Tous passent, tout est passé ! » Et quand arriva le matin, gris et froid
comme bien d’autres matins de jadis, des matins plus heureux, et que Margaret regarda
l’un après l’autre ses compagnons endormis, il lui sembla que cette nuit terrible
n’avait pas plus de réalité qu’un rêve. Elle aussi, elle était passée.
    Quand Mrs Hale se réveilla, elle ne se souvenait pas d’avoir
été si mal la veille au soir. La visite matinale du docteur Donaldson la surprit,
ainsi que la vue des visages défaits de son mari et de sa fille. Elle consentit
à rester au lit ce jour-là, et avoua être fatiguée ; mais le lendemain, elle
insista pour se lever, et le docteur Donaldson l’autorisa à retourner dans son salon.
Elle était agitée, ne se trouvait bien dans aucune position, et avant la nuit, devint
très fiévreuse. Mr Hale, totalement apathique, était incapable de prendre la
moindre décision.
    — Que pouvons-nous faire pour éviter que maman ne passe
encore une mauvaise nuit ? demanda Margaret le troisième jour.
    — C’est jusqu’à un certain point une réaction normale aux
opiacés puissants que j’ai été obligé de lui administrer. Je crois que c’est moins
pénible à supporter pour elle que pour vous, qui êtes spectateurs. Mais je pense
que si nous pouvions lui procurer un matelas à eau [51] , ce serait une bonne
chose. Ceci dit, elle ira mieux demain, et vous la retrouverez à peu près telle
qu’elle était avant cette crise. Malgré tout, j’aimerais qu’elle ait un matelas
à eau. Je sais que Mrs Thornton en possède un. J’essaierai de passer la voir
cet après-midi. Attendez ! dit-il en voyant le visage de Margaret, pâli par
toutes ces veilles dans une chambre de malade. Je ne suis pas sûr de pouvoir y aller,
car j’ai une longue série de visites. Une marche à bonne allure ne vous ferait pas
de mal ; vous devriez vous rendre à Marlborough Street et demander à
Mrs Thornton si elle a l’usage de son matelas à eau en ce moment.

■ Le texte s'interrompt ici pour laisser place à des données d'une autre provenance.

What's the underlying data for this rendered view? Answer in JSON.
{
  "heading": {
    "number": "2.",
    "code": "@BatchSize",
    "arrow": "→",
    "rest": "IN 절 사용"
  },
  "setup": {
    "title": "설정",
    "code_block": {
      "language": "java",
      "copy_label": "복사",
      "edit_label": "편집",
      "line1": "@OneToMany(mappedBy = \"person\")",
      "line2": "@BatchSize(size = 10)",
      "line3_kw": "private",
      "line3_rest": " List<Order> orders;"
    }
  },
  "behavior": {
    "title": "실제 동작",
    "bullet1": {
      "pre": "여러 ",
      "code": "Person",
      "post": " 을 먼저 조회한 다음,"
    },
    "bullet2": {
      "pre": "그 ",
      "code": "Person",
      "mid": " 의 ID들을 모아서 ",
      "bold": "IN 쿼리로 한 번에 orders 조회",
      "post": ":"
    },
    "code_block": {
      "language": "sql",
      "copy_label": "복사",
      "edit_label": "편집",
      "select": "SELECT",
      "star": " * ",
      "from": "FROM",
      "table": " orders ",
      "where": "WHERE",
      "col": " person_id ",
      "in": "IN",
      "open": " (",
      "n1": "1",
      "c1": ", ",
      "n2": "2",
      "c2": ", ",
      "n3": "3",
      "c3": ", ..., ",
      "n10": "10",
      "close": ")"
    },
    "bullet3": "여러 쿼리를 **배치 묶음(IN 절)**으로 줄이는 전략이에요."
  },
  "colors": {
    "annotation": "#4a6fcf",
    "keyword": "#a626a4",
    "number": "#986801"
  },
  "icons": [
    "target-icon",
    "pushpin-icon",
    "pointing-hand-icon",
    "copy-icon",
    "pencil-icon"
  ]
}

    — Certainement, répondit Margaret. Je pourrais y aller cet
après-midi pendant que maman dort. Je suis sûre que Mrs Thornton nous le prêtera.
    L’expérience du docteur Donaldson ne mentit pas :
Mrs Hale parut ne pas se ressentir des suites de sa crise et, cet après-midi-là,
elle avait une mine que sa fille n’avait jamais espéré lui revoir.
    Margaret la quitta après le déjeuner et la laissa la main dans
celle de son mari, qui paraissait de beaucoup le plus éprouvé des deux. Cependant,
il avait retrouvé son sourire – un sourire lent et assez faible, il faut le reconnaître ;
mais un jour ou deux auparavant, Margaret ne pensait pas revoir jamais son père
sourire.
    Il y avait un peu plus de trois kilomètres de leur maison de
Crampton Crescent à Marlborough Street. Il faisait trop chaud pour marcher très
vite. Un soleil d’août était à l’aplomb de la rue à trois heures de l’après-midi.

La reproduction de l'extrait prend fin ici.